Mi amor a la misa ha ido
incrementándose con el tiempo. Me gustan todas las celebraciones de la
eucaristía: la celebración diaria en una parroquia con un grupo de fieles, la
festiva con todos los feligreses llenando el templo, las concelebraciones con
los hermanos sacerdotes, los grandes pontificales, me gusta hasta asistir a la
misa católica en algún rito oriental (algo que solo he podido hacer en Roma).
Todas las maneras me aportan algo a esa devoción mía por la misa, en todas esas
maneras salgo mejorado en mi interior.
Pero, sin duda, en la forma
de celebrar la misa que más siento la presencia invisible del Espíritu Santo es
cuando puedo celebrar sin pueblo, de espaldas a uno o dos asistentes que están
allí presentes. Nunca celebro totalmente solo.
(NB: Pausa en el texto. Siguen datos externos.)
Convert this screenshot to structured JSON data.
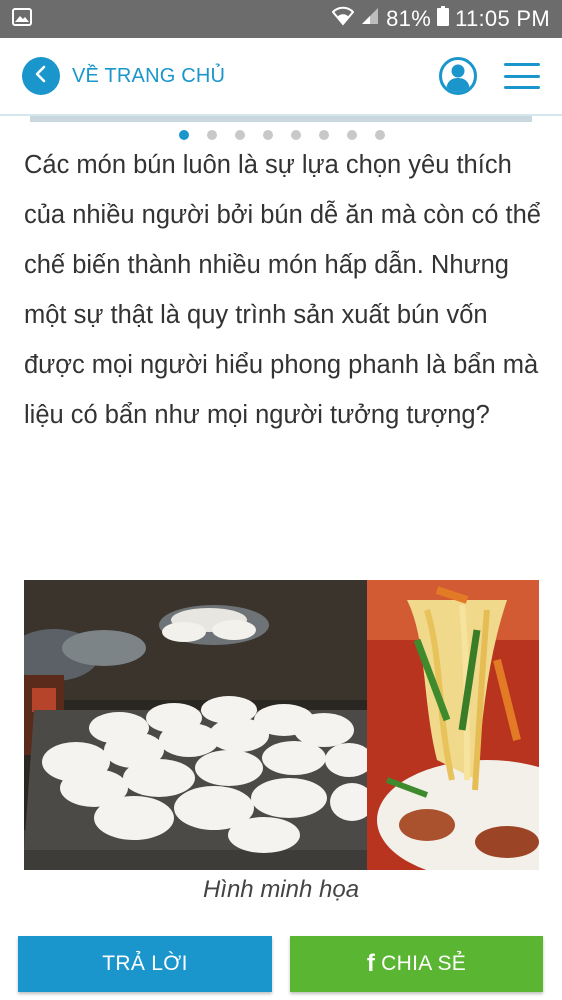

Se trata de una celebración
lentísima, muy meditativa, con muchas pausas.
Como es natural, este
modo sin pueblo ha sido muy infrecuente, pero todos los años he podido celebrar
así un cierto número de veces: retiros espirituales, viajes, visita de
sacerdotes a mi parroquia.
Cuando celebro sin pueblo
me gusta hacerlo a la luz de las velas y poner incienso en un recipiente
especial que tengo para ponerlo sobre el altar. Un recipiente de grueso vidrio que
contiene un recipiente interior metálico, muy aislado del vidrio para que no se
quiebre. El recipiente de vidrio, de color ámbar, es muy bonito, lo compré en
una casa de decoración. Me encanta celebrar la misa con incienso todo el tiempo
moviéndose entre el misal y las ofrendas, sobrevolando el altar.
Me preparo antes de
acercarme al altar y siento la presencia de Dios en cuanto me aproximo al ara. No
es que sienta nada místico, pero la fe es tan intensa que mi imaginación pinta
esa presencia tan viva que es como si entrara penetrara en el lugar santo del
Templo de Salomón, la consagración es como entrar en el Sancta Sanctorum.
Cada rito estoy seguro de
que me santifica. Cada oración, cada pausa de silencio, cada gesto:
inclinaciones leves y profundas, genuflexiones, ósculos. La misa está repleta de
oraciones y ceremonias que santifican.
Qué maravilla poder tener misa todos los días. Respecto mucho la praxis de los orientales de tener solo misa dominical, pero prefiero la costumbre del rito latino de la misa cotidiana.